Quelle: http://selfhypnosistechniques.blogspot.com/2008/04/thus-spoke-zarathustra-friedrich.html



HORST FLEIG


ZUR SELBSTÜBERSCHREITUNG ODER SELBSTABSCHAFFUNG DES MENSCHEN


Philosophische Anthropologie seit Pico della Mirandola


(Textversion vom 9.2.10
Überarbeitung der Online-Version von 2009)


Vorwort



Diese Studie knüpft an meine Bücher und Essays zu „gegenzeitigen” Schriftstel­lern an, die sich ihrer Zeit und damit wo­mög­lich auch jeder weiteren Überliefe­rung versagten. So zeigte sich in etlichen Ro­ma­nen von Theodor Fontane und in Au­gust Klin­ge­manns Nacht­wachen von Bo­na­ven­tura (1804) eben­so wie beim al­ten Goethe eine ausgeprägte Nei­gung, das ei­ge­ne Werk oder wesentliche Dimen­sio­nen eines Werkes den Zeitge­nos­sen vorzuent­halten oder nur in ver­schlüs­sel­ter Form vor­zule­gen.
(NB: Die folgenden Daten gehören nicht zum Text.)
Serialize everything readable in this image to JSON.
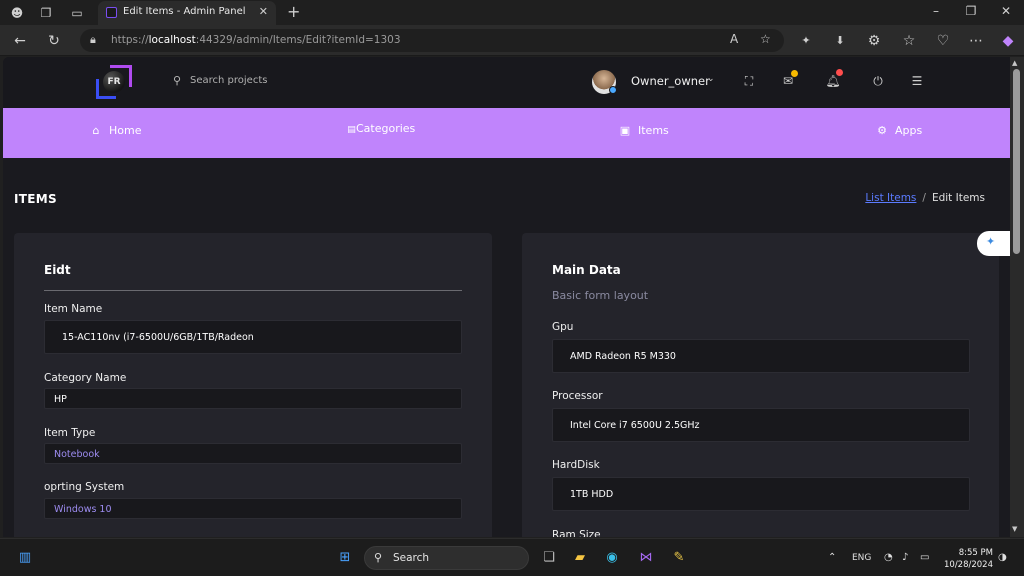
{
  "browser": {
    "tab_title": "Edit Items - Admin Panel",
    "url_prefix": "https://",
    "url_host": "localhost",
    "url_rest": ":44329/admin/Items/Edit?itemId=1303"
  },
  "header": {
    "search_placeholder": "Search projects",
    "user_name": "Owner_owner",
    "logo_text": "FR"
  },
  "nav": {
    "items": [
      {
        "label": "Home",
        "icon": "home-icon"
      },
      {
        "label": "Categories",
        "icon": "categories-icon"
      },
      {
        "label": "Items",
        "icon": "bag-icon"
      },
      {
        "label": "Apps",
        "icon": "gear-icon"
      }
    ]
  },
  "page": {
    "title": "ITEMS",
    "breadcrumb_link": "List Items",
    "breadcrumb_sep": "/",
    "breadcrumb_current": "Edit Items"
  },
  "left_card": {
    "title": "Eidt",
    "fields": [
      {
        "label": "Item Name",
        "value": "15-AC110nv (i7-6500U/6GB/1TB/Radeon"
      },
      {
        "label": "Category Name",
        "value": "HP"
      },
      {
        "label": "Item Type",
        "value": "Notebook"
      },
      {
        "label": "oprting System",
        "value": "Windows 10"
      }
    ]
  },
  "right_card": {
    "title": "Main Data",
    "subtitle": "Basic form layout",
    "fields": [
      {
        "label": "Gpu",
        "value": "AMD Radeon R5 M330"
      },
      {
        "label": "Processor",
        "value": "Intel Core i7 6500U 2.5GHz"
      },
      {
        "label": "HardDisk",
        "value": "1TB HDD"
      },
      {
        "label": "Ram Size",
        "value": ""
      }
    ]
  },
  "taskbar": {
    "search_label": "Search",
    "language": "ENG",
    "time": "8:55 PM",
    "date": "10/28/2024"
  },
  "colors": {
    "accent_nav": "#c084fc",
    "page_bg": "#1a1a1f",
    "card_bg": "#24242b",
    "link": "#5b7bff"
  }
}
Die­­se faszinierende Geisteshaltung und die entsprechen­den Werkdi­mensionen dür­fen als „ge­gen­zei­tig” be­zeich­net werden, da sie über ver­traute Be­griffe wie „unzeit­gemäß”, „unzeitig” oder auch die Re­de­wei­se von ei­nem mehr oder minder verborgenen „Subtext” weit hinausführen. Ließen es doch die­­se Au­toren of­fen­bar dar­auf an­kom­men, sich mit ihren kühnsten Wer­ken oder anstößig­sten Werk­schichten nicht nur „ihrer” Zeit zu ent­zie­hen, son­­dern mit ih­nen viel­leicht überhaupt aus der Über­lieferungsgeschichte zu fallen.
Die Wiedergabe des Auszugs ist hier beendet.